これらが地球温暖化や大気汚染による酸性雨、呼吸器疾患等の深刻な問題の原因となりました。
また、資源の埋蔵量にも限りがあるというのが化石燃料の特徴です。
環境に優しく、燃費も安い資源として登場したのが、
BDF燃料やエマルジョン燃料といった新エネルギー商品です。
BDF燃料は、バイオディーゼルフューエル燃料の略称であり、バイオマスエネルギーのひとつです。

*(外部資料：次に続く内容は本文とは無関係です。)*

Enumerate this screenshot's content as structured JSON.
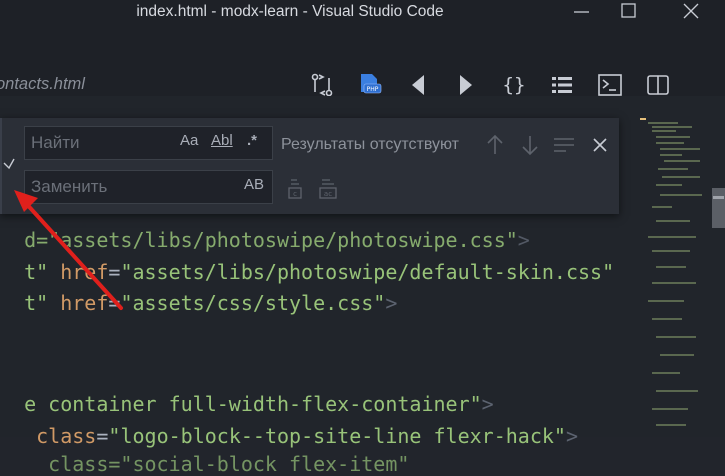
{
  "window": {
    "title": "index.html - modx-learn - Visual Studio Code"
  },
  "tab": {
    "label": "ontacts.html"
  },
  "toolbar": {
    "icons": [
      "compare-changes-icon",
      "php-icon",
      "previous-icon",
      "next-icon",
      "braces-icon",
      "list-icon",
      "terminal-icon",
      "split-editor-icon"
    ]
  },
  "find_widget": {
    "find_placeholder": "Найти",
    "replace_placeholder": "Заменить",
    "match_case": "Aa",
    "whole_word": "Abl",
    "regex": ".*",
    "preserve_case": "AB",
    "results": "Результаты отсутствуют"
  },
  "code_lines": [
    {
      "parts": [
        "t\" ",
        "href",
        "=",
        "\"assets/libs/photoswipe/default-skin.css\""
      ]
    },
    {
      "parts": [
        "t\" ",
        "href",
        "=",
        "\"assets/css/style.css\"",
        ">"
      ]
    },
    {
      "parts": [
        "e container full-width-flex-container\"",
        ">"
      ]
    },
    {
      "parts": [
        " ",
        "class",
        "=",
        "\"logo-block--top-site-line flexr-hack\"",
        ">"
      ]
    }
  ],
  "colors": {
    "background": "#21252b",
    "string": "#98c379",
    "attribute": "#d19a66",
    "arrow": "#e0201c"
  }
}
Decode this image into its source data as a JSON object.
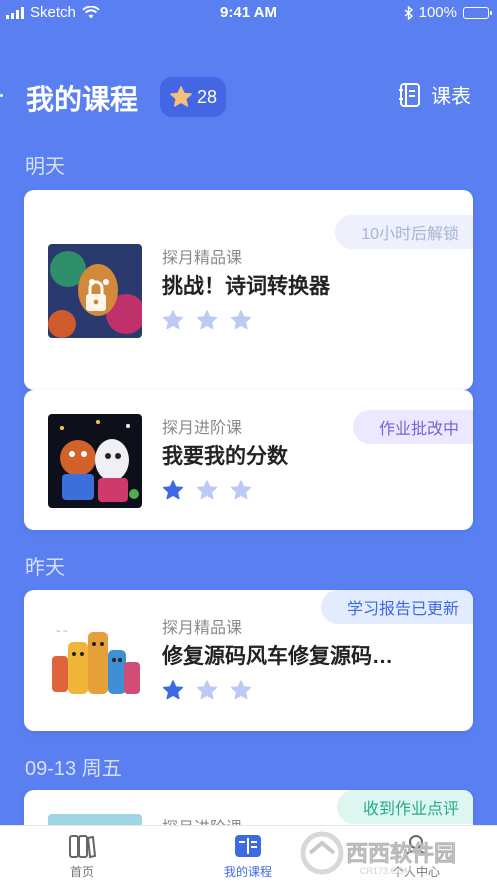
{
  "status_bar": {
    "carrier": "Sketch",
    "time": "9:41 AM",
    "battery": "100%"
  },
  "header": {
    "title": "我的课程",
    "star_count": "28",
    "timetable_label": "课表"
  },
  "sections": [
    {
      "label": "明天"
    },
    {
      "label": "昨天"
    },
    {
      "label": "09-13 周五"
    }
  ],
  "courses": [
    {
      "category": "探月精品课",
      "title": "挑战！诗词转换器",
      "tag": "10小时后解锁",
      "tag_style": "muted",
      "stars_filled": 0,
      "stars_total": 3,
      "locked": true
    },
    {
      "category": "探月进阶课",
      "title": "我要我的分数",
      "tag": "作业批改中",
      "tag_style": "purple",
      "stars_filled": 1,
      "stars_total": 3,
      "locked": false
    },
    {
      "category": "探月精品课",
      "title": "修复源码风车修复源码…",
      "tag": "学习报告已更新",
      "tag_style": "blue",
      "stars_filled": 1,
      "stars_total": 3,
      "locked": false
    },
    {
      "category": "探月进阶课",
      "title": "",
      "tag": "收到作业点评",
      "tag_style": "green",
      "stars_filled": 0,
      "stars_total": 3,
      "locked": false
    }
  ],
  "tab_bar": {
    "items": [
      {
        "label": "首页",
        "icon": "books-icon",
        "active": false
      },
      {
        "label": "我的课程",
        "icon": "open-book-icon",
        "active": true
      },
      {
        "label": "个人中心",
        "icon": "profile-icon",
        "active": false
      }
    ]
  },
  "watermark": {
    "text": "西西软件园",
    "sub": "CR173.COM"
  },
  "colors": {
    "background": "#5a7ff0",
    "accent": "#3d6ae4",
    "star_filled": "#3d6ae4",
    "star_empty": "#bccaf4",
    "badge_star": "#f5c07a"
  }
}
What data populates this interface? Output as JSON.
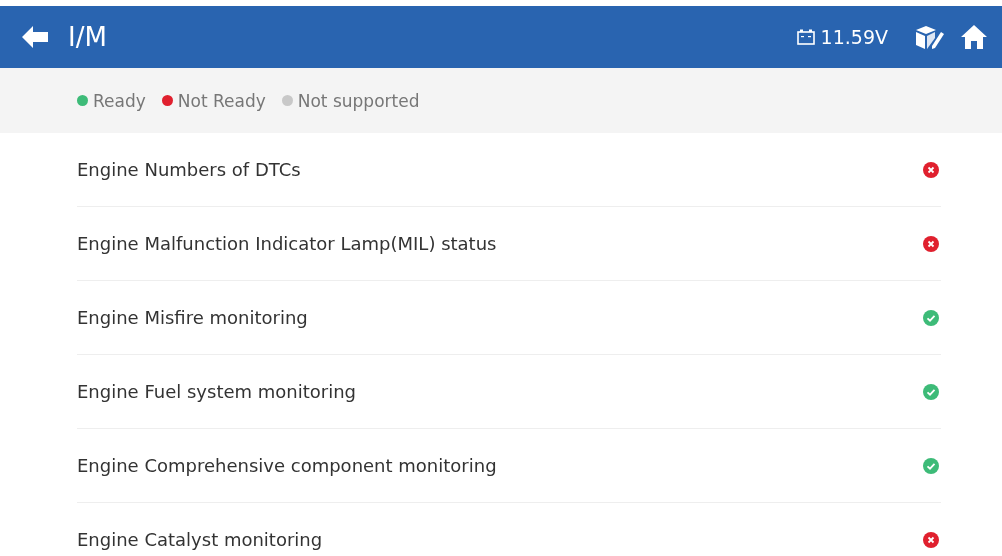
{
  "header": {
    "title": "I/M",
    "voltage": "11.59V"
  },
  "legend": [
    {
      "kind": "ready",
      "label": "Ready"
    },
    {
      "kind": "not_ready",
      "label": "Not Ready"
    },
    {
      "kind": "unsupported",
      "label": "Not supported"
    }
  ],
  "rows": [
    {
      "label": "Engine Numbers of DTCs",
      "kind": "not_ready"
    },
    {
      "label": "Engine Malfunction Indicator Lamp(MIL) status",
      "kind": "not_ready"
    },
    {
      "label": "Engine Misfire monitoring",
      "kind": "ready"
    },
    {
      "label": "Engine Fuel system monitoring",
      "kind": "ready"
    },
    {
      "label": "Engine Comprehensive component monitoring",
      "kind": "ready"
    },
    {
      "label": "Engine Catalyst monitoring",
      "kind": "not_ready"
    }
  ]
}
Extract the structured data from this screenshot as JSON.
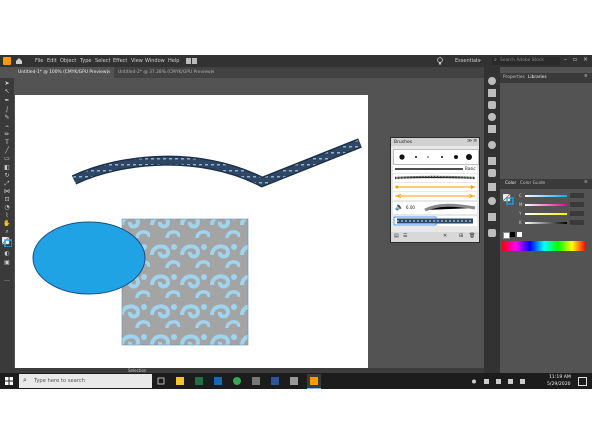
{
  "app": {
    "menu": [
      "File",
      "Edit",
      "Object",
      "Type",
      "Select",
      "Effect",
      "View",
      "Window",
      "Help"
    ],
    "workspace": "Essentials",
    "search_placeholder": "Search Adobe Stock"
  },
  "tabs": [
    {
      "label": "Untitled-1* @ 100% (CMYK/GPU Preview)"
    },
    {
      "label": "Untitled-2* @ 37.28% (CMYK/GPU Preview)"
    }
  ],
  "brushes_panel": {
    "title": "Brushes",
    "basic_label": "Basic",
    "size_value": "6.00"
  },
  "right_panel": {
    "tab_properties": "Properties",
    "tab_libraries": "Libraries",
    "tab_color": "Color",
    "tab_color_guide": "Color Guide",
    "channels": [
      "C",
      "M",
      "Y",
      "K"
    ]
  },
  "status": {
    "tool": "Selection"
  },
  "taskbar": {
    "search_placeholder": "Type here to search",
    "time": "11:19 AM",
    "date": "5/29/2020"
  },
  "colors": {
    "shape_fill": "#1fa3e4",
    "pattern_light": "#9fd4ef",
    "pattern_gray": "#9e9e9e",
    "accent_orange": "#ff9a00",
    "ui_dark": "#323232",
    "ui_mid": "#535353"
  },
  "icons": [
    "home-icon",
    "lightbulb-icon",
    "search-icon",
    "arrange-icon",
    "windows-logo-icon"
  ]
}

原料の油脂からグリセリン取り除き、粘土を下げてディーゼルエンジンに使用できるようにしています。菜種油、パーム油、オリーブ油、ひまわり油、大豆油、コメ油等の植物油や魚脂、豚脂、牛脂等の獣脂、食用油等様々な油脂が原料となりえます。
地球温暖化防止のために策定された京都議定書では、生物由来となる燃料についてはCO2の排出量が計上されないそうです。
それは、カーボンニュートラルの考え方です。化石燃料を燃焼させた時、大気中にCO2が排出されますが、BDF燃料は原料となる生物が、その成長過程で光合成により大気中の二酸化炭素を吸収しているため、それを燃焼させても元来大気内に存在した以上の二酸化炭素は発生していないという仕組みです。
エマルジョン燃料とは、燃料油(重油や灯油・軽油・廃油等)に水と界面活性剤を添加し、機械的に攪拌してオイル中に水を分散させた燃料をいいます。
窒素酸化物や粒子状物質(PM)の発生を抑えて、内燃機関が排出するガスがもたらす環境負荷を低減させる効果があります。
この燃料が実際に燃焼機関で果たす役割は、専門的で難しい部分もあります。調べて理解した範囲内では、燃焼効率を高める効果が、PMの発生量を抑え、含有する水の影響で内燃機関の温度が低温となるため、窒素酸化物の発生量を減少させるといった工程のようです。
エマルジョン燃料が窒素酸化物とPMを減少させることにより、排出ガスの浄化装置の負担も軽減という効果もあります。